My deepest condolences to you and to the rest of Alissa Blanton's family.
Those who search for cause and effect in the victim's behavior (or their own dark histories with judges) must realize the act against her was
arbitrary: A decision to take a human life based on the whims and pathology of a killer. It has nothing to do with the trajectory of Ms. Blanton's life. There will never be good reason to hunt individuals for sport. Those who commented on the news story with slander might have told themselves they needed to offer perspective, but their need was never that: grief is the only humane perspective, vindication and remembrance, the only motives. Of course this is the worst possible time to strike out at the victim; on some level, the commenters knew that.
Like other bigots who project personal degradation onto the structure of the world around them, those who despise female independence and youthful beauty are welcome to writhe in their own invented torture gardens. But they are so breathtakingly wrong that everyone who reads them will recognize the error. The rest of us will always mourn the loss of an individual taken from the world. It was not a sacrifice. It was an injustice.

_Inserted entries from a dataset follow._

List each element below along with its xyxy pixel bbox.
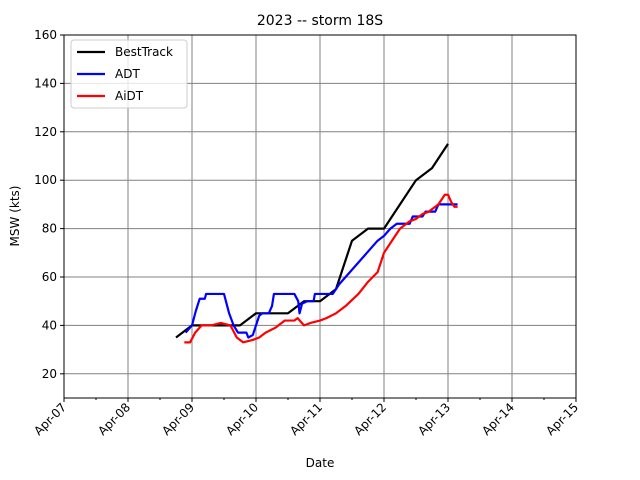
series-lines: [175, 143, 458, 344]
x-tick-label: Apr-10: [223, 400, 261, 438]
legend-label: AiDT: [115, 89, 144, 103]
x-tick-label: Apr-12: [351, 400, 389, 438]
x-tick-label: Apr-13: [415, 400, 453, 438]
y-tick-label: 60: [42, 270, 57, 284]
chart-title: 2023 -- storm 18S: [257, 13, 383, 29]
x-tick-label: Apr-14: [479, 400, 517, 438]
legend: BestTrack ADT AiDT: [70, 39, 188, 109]
y-tick-label: 40: [42, 318, 57, 332]
y-tick-label: 120: [34, 125, 57, 139]
x-tick-label: Apr-08: [95, 400, 133, 438]
series-line-aidt: [184, 193, 458, 344]
x-tick-label: Apr-07: [31, 400, 69, 438]
series-line-adt: [184, 203, 458, 339]
y-tick-label: 140: [34, 76, 57, 90]
y-tick-label: 100: [34, 173, 57, 187]
y-tick-label: 20: [42, 367, 57, 381]
x-tick-label: Apr-09: [159, 400, 197, 438]
series-line-besttrack: [175, 143, 449, 339]
y-axis-label: MSW (kts): [8, 186, 22, 247]
x-axis-label: Date: [306, 456, 335, 470]
legend-label: ADT: [115, 67, 140, 81]
x-tick-label: Apr-11: [287, 400, 325, 438]
y-tick-label: 80: [42, 222, 57, 236]
legend-label: BestTrack: [115, 45, 173, 59]
x-tick-label: Apr-15: [543, 400, 581, 438]
y-tick-label: 160: [34, 28, 57, 42]
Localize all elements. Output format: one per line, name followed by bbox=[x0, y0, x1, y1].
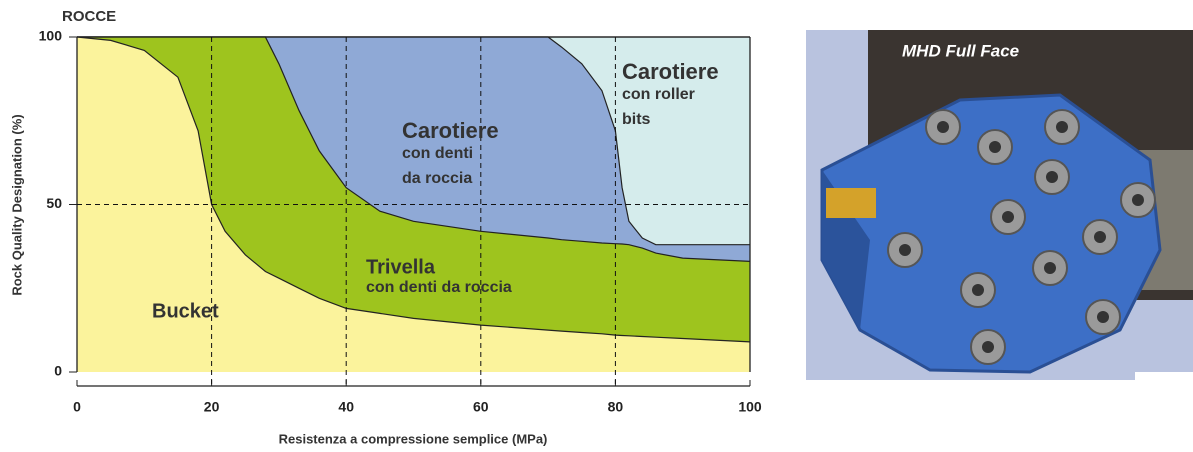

I believe I have some sense of what you might be feeling. In the past, I've experienced such loss twice: Women who had been bound inextricably to life -- theirs and mine -- torn from it senselessly, arbitrarily, their killer never found. I will always be touching phantoms, reaching out for shoulders that are not there. It is a hole that can never be filled, their futures, a mystery that can't be known. You weep and shriek to yourself in solitude, and find some way to arise from your bed with eyes like wounded rags. Detectives, and journalists in search of titillation, will make the attempt to trace events. But only you can testify to time how much your loved ones mattered.
If there is a thread of salaciousness in your lost one's history, then journalists will sniff it out. Know this and do not waste energy and good will reacting to it. Speak of Ms. Blanton's accomplishments and virtues whenever possible. When in the public eye, emphasize them, and the meaning of her time on earth. Do not allow minor carrion the privilege of meriting your anger.
One thing I do know: Allssa will continue to speak to you.
After more than a decade, the women I mentioned before are still with me. Perhaps this is partly guilt haunting my conscience -- the feeling that, had I done something differently, perhaps they would still be here. There is also the possibility they exist as angels: I leave the devout to that certainty and atheists to that impossibility. I myself am an agnostic and cannot be the judge.
But I can tell you this: I still picture them as clearly as if they were still here. Photographs are secondary: In the imagination, I hear them speak; when I write or lie abed, they sometimes answer my questions. Our memories resurrect those who are torn from us, that the beloved may linger beside us. Take comfort in this: she'll be with you as time winds down.